Reject the cruelty of Medicare Advantage, NYC
By David M. Newman
New York Daily News, Jun 16, 2022 at 5:00 am
When
my wife, Ellen Bilofsky, was diagnosed in 2021 with grade 4
glioblastoma, an inoperable form of brain cancer, we understood that our
remaining time together was limited. We hoped to spend it with family
and friends, sharing joyful memories and making Ellen as comfortable as
possible. We did not anticipate that the last six months of her life
would be consumed by constant battling with our medical insurer to
obtain the care that Ellen needed and deserved. This happened largely
because our excellent union-negotiated, employer-provided retiree health
care coverage had been downgraded from traditional public Medicare to a
for-profit Medicare Advantage plan.
In
one instance, Ellen’s hospital-based medical team prescribed in-patient
acute rehab, and, although the rehab facility approved her admission,
our Medicare Advantage Plan determined these decisions to be “medically
unjustified” and denied coverage. The denial was eventually overturned —
but only after significant delay and interruption in treatment, and
significant effort on our part to overturn the denial.
In
a second instance, as Ellen’s life neared its end, her medical and
rehab teams jointly determined that therapeutic and rehab treatment were
no longer effective and prescribed palliative in-patient acute hospice
care. The hospice facility approved her admission, but our Medicare
Advantage plan again denied coverage, claiming Ellen was not ill enough
to warrant in-patient hospice care and directing that she be discharged
to home. We again appealed but this time we lost and Ellen returned
home, presumably to die there. Only after direct intervention by a
member of Congress did the plan agree to cover in-patient acute care
hospice, to which she was clearly entitled per both Medicare and
Medicare Advantage guidelines. Ellen passed away a few short weeks later
in August 2021, after receiving excellent care at the hospice facility.
Ellen
was a strong and tenacious woman and, ironically, she had been
advocating for years for universal single-payer health care as a social
and racial justice issue.
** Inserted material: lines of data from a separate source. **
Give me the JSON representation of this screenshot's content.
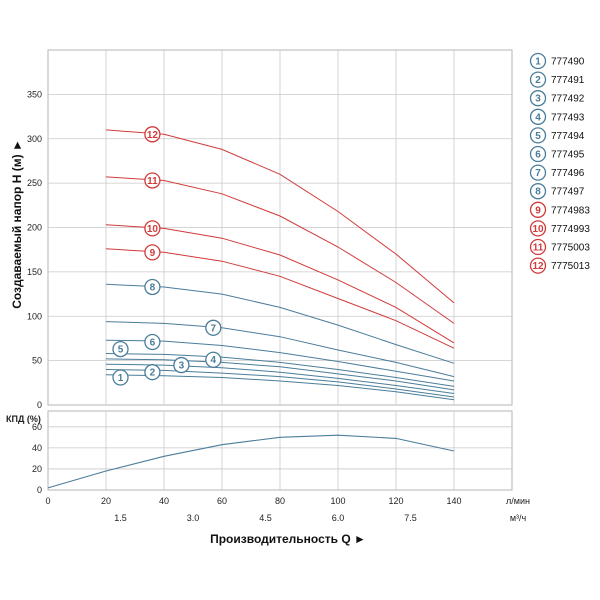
{
  "chart_data": {
    "type": "line",
    "title": "",
    "xlabel": "Производительность Q ►",
    "ylabel": "Создаваемый напор H (м) ►",
    "x_unit_primary": "л/мин",
    "x_unit_secondary": "м³/ч",
    "xlim": [
      0,
      160
    ],
    "x_ticks_primary": [
      "0",
      "20",
      "40",
      "60",
      "80",
      "100",
      "120",
      "140"
    ],
    "x_ticks_secondary": [
      "1.5",
      "3.0",
      "4.5",
      "6.0",
      "7.5"
    ],
    "head": {
      "ylim": [
        0,
        400
      ],
      "y_ticks": [
        "0",
        "50",
        "100",
        "150",
        "200",
        "250",
        "300",
        "350"
      ],
      "x": [
        20,
        40,
        60,
        80,
        100,
        120,
        140
      ],
      "series": [
        {
          "name": "777490",
          "label": "1",
          "color": "#4a7d9a",
          "values": [
            34,
            33,
            31,
            27,
            22,
            15,
            6
          ]
        },
        {
          "name": "777491",
          "label": "2",
          "color": "#4a7d9a",
          "values": [
            40,
            39,
            36,
            32,
            26,
            18,
            9
          ]
        },
        {
          "name": "777492",
          "label": "3",
          "color": "#4a7d9a",
          "values": [
            46,
            45,
            42,
            37,
            30,
            22,
            13
          ]
        },
        {
          "name": "777493",
          "label": "4",
          "color": "#4a7d9a",
          "values": [
            52,
            51,
            48,
            43,
            35,
            27,
            17
          ]
        },
        {
          "name": "777494",
          "label": "5",
          "color": "#4a7d9a",
          "values": [
            58,
            57,
            54,
            48,
            40,
            31,
            21
          ]
        },
        {
          "name": "777495",
          "label": "6",
          "color": "#4a7d9a",
          "values": [
            73,
            72,
            67,
            59,
            49,
            38,
            27
          ]
        },
        {
          "name": "777496",
          "label": "7",
          "color": "#4a7d9a",
          "values": [
            94,
            92,
            87,
            77,
            62,
            48,
            32
          ]
        },
        {
          "name": "777497",
          "label": "8",
          "color": "#4a7d9a",
          "values": [
            136,
            133,
            125,
            110,
            90,
            68,
            47
          ]
        },
        {
          "name": "7774983",
          "label": "9",
          "color": "#d23a3a",
          "values": [
            176,
            172,
            162,
            145,
            120,
            95,
            64
          ]
        },
        {
          "name": "7774993",
          "label": "10",
          "color": "#d23a3a",
          "values": [
            203,
            199,
            188,
            169,
            141,
            110,
            70
          ]
        },
        {
          "name": "7775003",
          "label": "11",
          "color": "#d23a3a",
          "values": [
            257,
            253,
            238,
            213,
            178,
            138,
            92
          ]
        },
        {
          "name": "7775013",
          "label": "12",
          "color": "#d23a3a",
          "values": [
            310,
            305,
            288,
            260,
            218,
            170,
            115
          ]
        }
      ],
      "markers": [
        {
          "label": "1",
          "x": 25,
          "y": 31
        },
        {
          "label": "2",
          "x": 36,
          "y": 37
        },
        {
          "label": "3",
          "x": 46,
          "y": 45
        },
        {
          "label": "4",
          "x": 57,
          "y": 51
        },
        {
          "label": "5",
          "x": 25,
          "y": 63
        },
        {
          "label": "6",
          "x": 36,
          "y": 71
        },
        {
          "label": "7",
          "x": 57,
          "y": 87
        },
        {
          "label": "8",
          "x": 36,
          "y": 133
        },
        {
          "label": "9",
          "x": 36,
          "y": 172
        },
        {
          "label": "10",
          "x": 36,
          "y": 199
        },
        {
          "label": "11",
          "x": 36,
          "y": 253
        },
        {
          "label": "12",
          "x": 36,
          "y": 305
        }
      ]
    },
    "efficiency": {
      "ylabel": "КПД (%)",
      "ylim": [
        0,
        75
      ],
      "y_ticks": [
        "0",
        "20",
        "40",
        "60"
      ],
      "color": "#4a7d9a",
      "x": [
        0,
        20,
        40,
        60,
        80,
        100,
        120,
        140
      ],
      "values": [
        2,
        18,
        32,
        43,
        50,
        52,
        49,
        37
      ]
    }
  }
}
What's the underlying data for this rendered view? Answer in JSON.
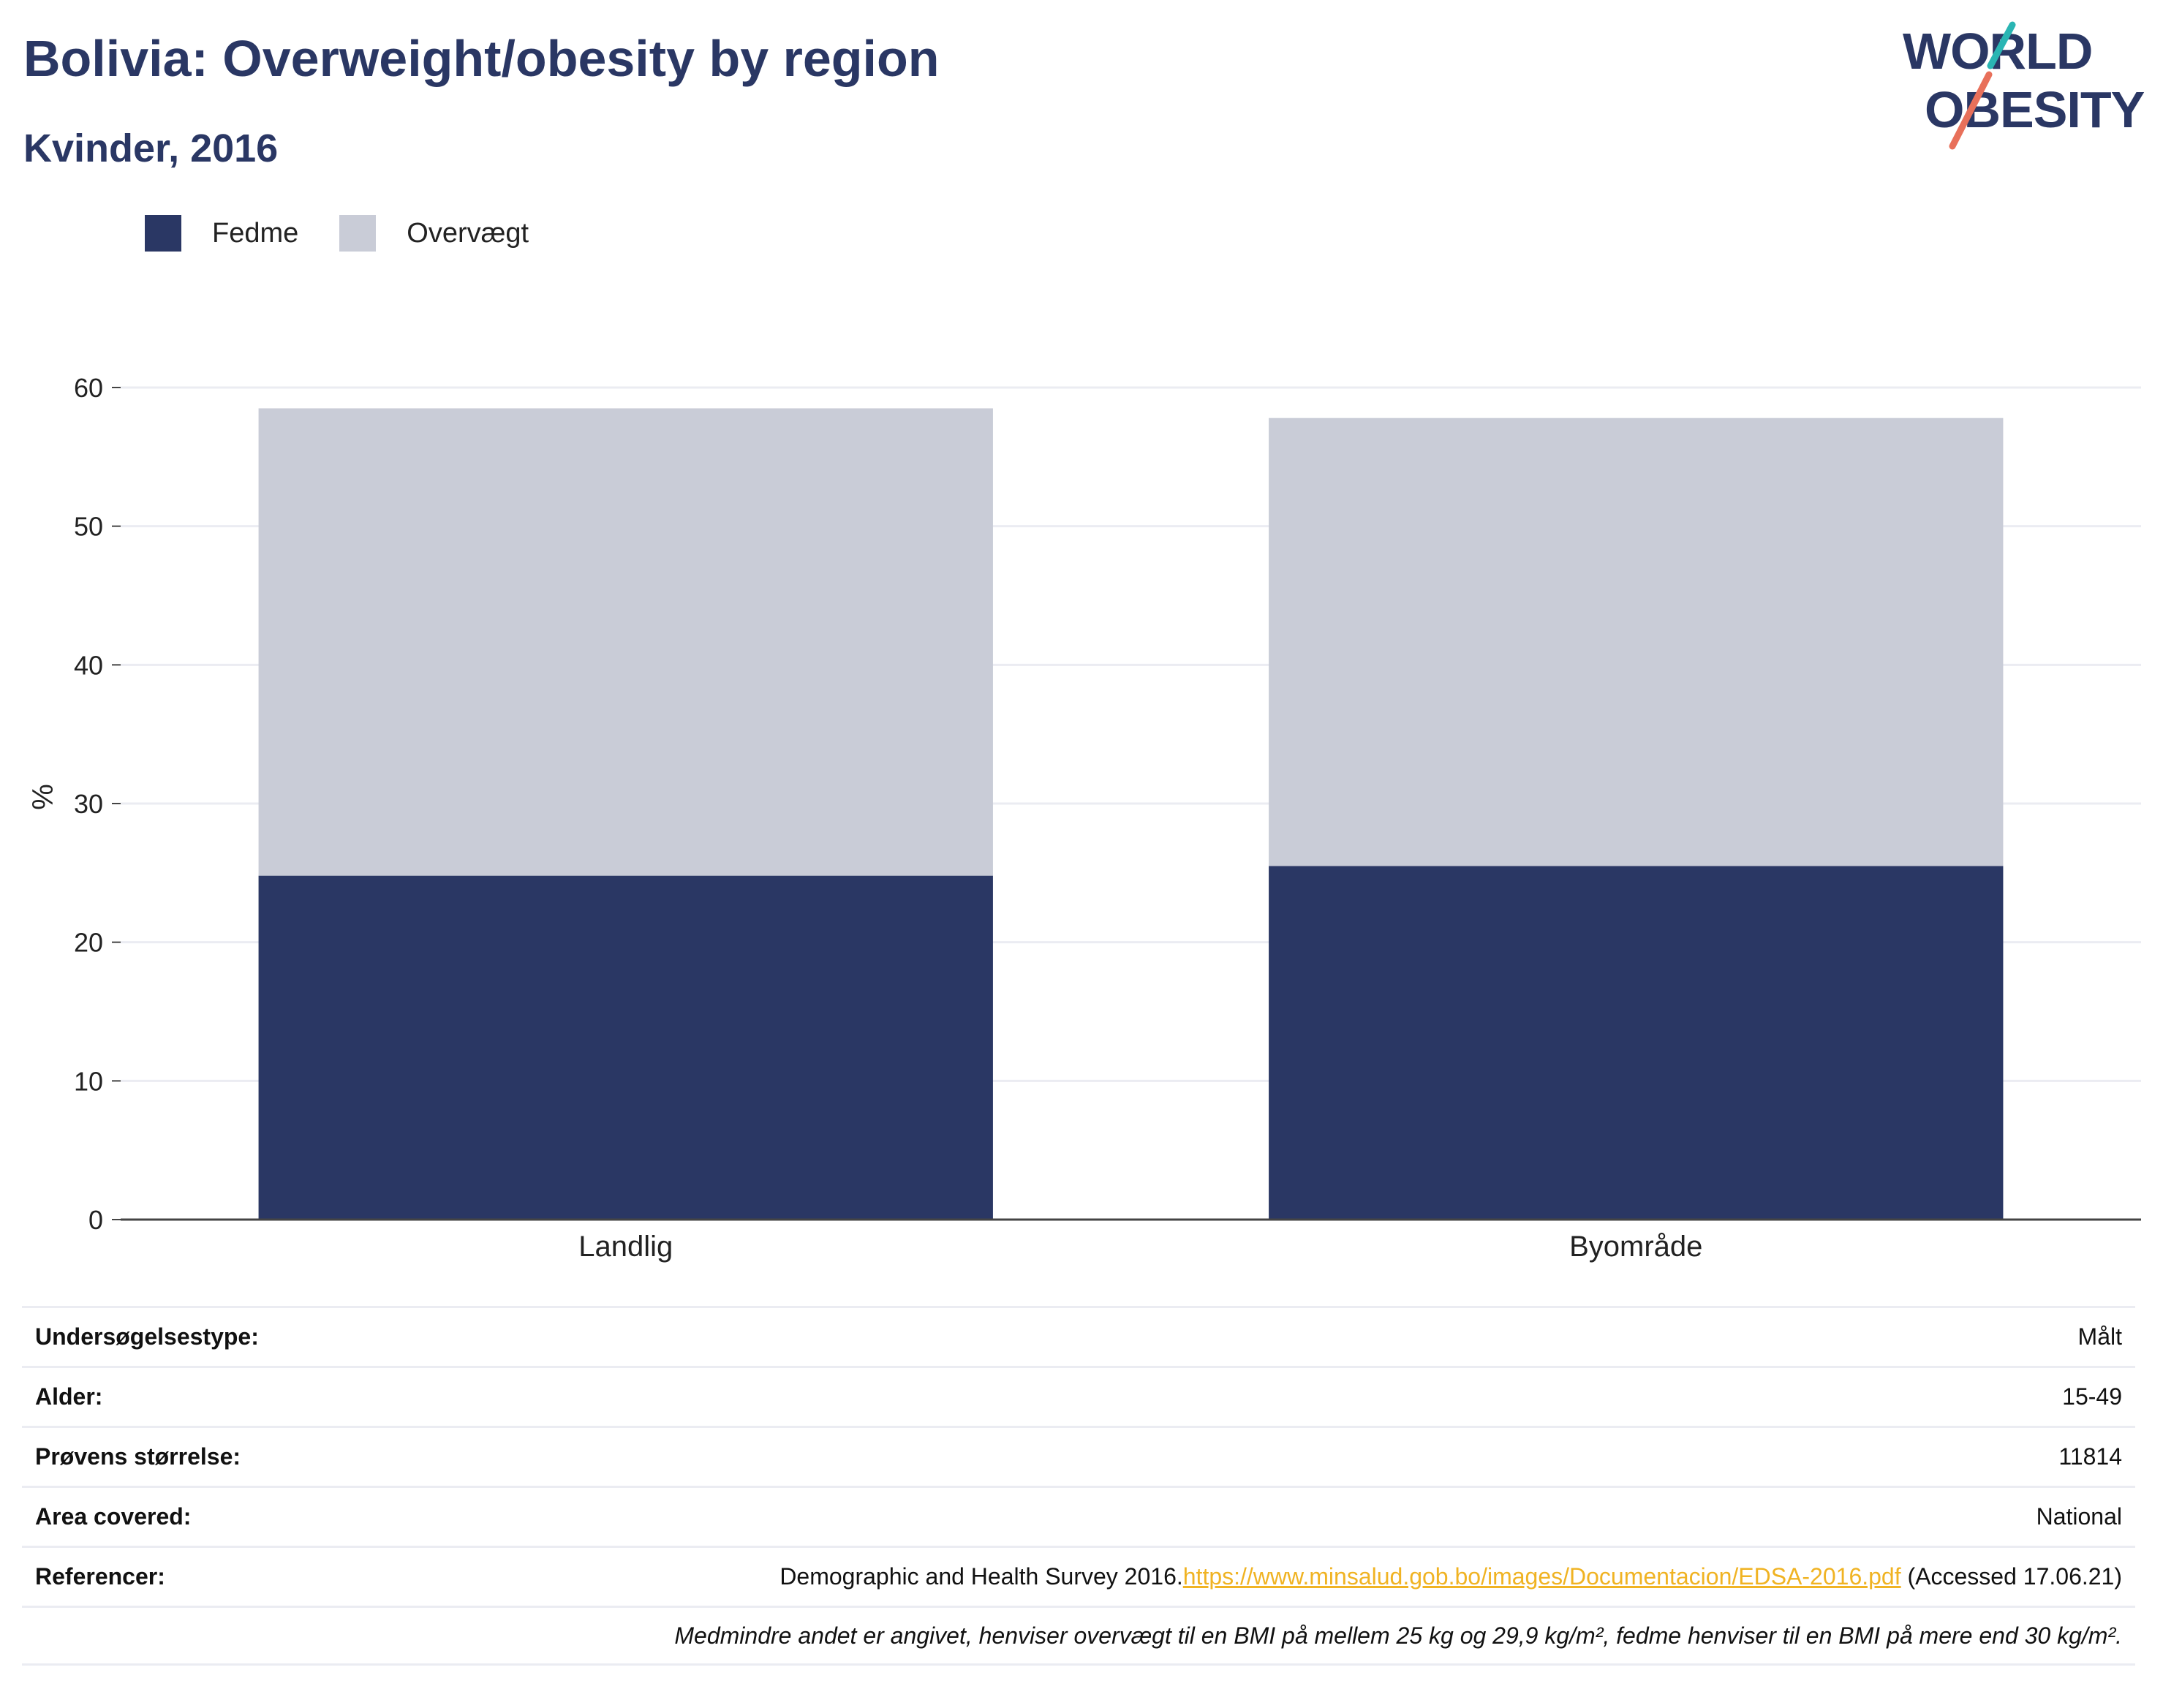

She was a tireless advocate for Medicare for
All and the New York Health Act, which guarantees health care as a human
right, and which would have provided the care she needed according to
her medical team’s recommendations, without interference from insurance
administrators. I remind the mayor that in his previous position as
Brooklyn borough president, he hosted an informational forum on the New
York Health Act — a forum that, incidentally, Ellen was instrumental in
helping to organize and which highlighted many of the harms caused by
privatized health care.
Given
Ellen’s experience and these findings, the city’s municipal retirees
are right to be concerned that, under a Medicare Advantage regimen, they
may suffer denied and delayed medical care. We were fortunate that a
high-ranking elected official was able to secure in-patient acute
hospice care for Ellen. However, it should not require congressional
intervention for insurers to cover medically necessary treatment to
which patients are clearly entitled.
The
purported rationale for moving from traditional Medicare to Medicare
Advantage is cost savings for the employer. In my case, that was a large
telecommunications corporation. With regard to municipal retirees, that
is the City of New York. However, recent research indicates that
switching seniors to Medicare Advantage plans between 2010 and 2019 has
cost Medicare in excess of $100 billion more than keeping them in
original Medicare would have been. A better way to cut costs — while
actually providing comprehensive coverage — would be to pass and
implement the New York Health Act, which, according to one recent analysis, would save New York State $16.8 billion annually.
Mayor
Adams should stand up for quality public health care for all, and for
the employees who served our city for decades. He should drop the city’s
appeal to their lawsuit, restore their access to traditional Medicare,
and work with New Yorkers to lower healthcare costs, remove barriers to
treatment and raise the standard of care.
Newman is a resident of Flatbush, Brooklyn.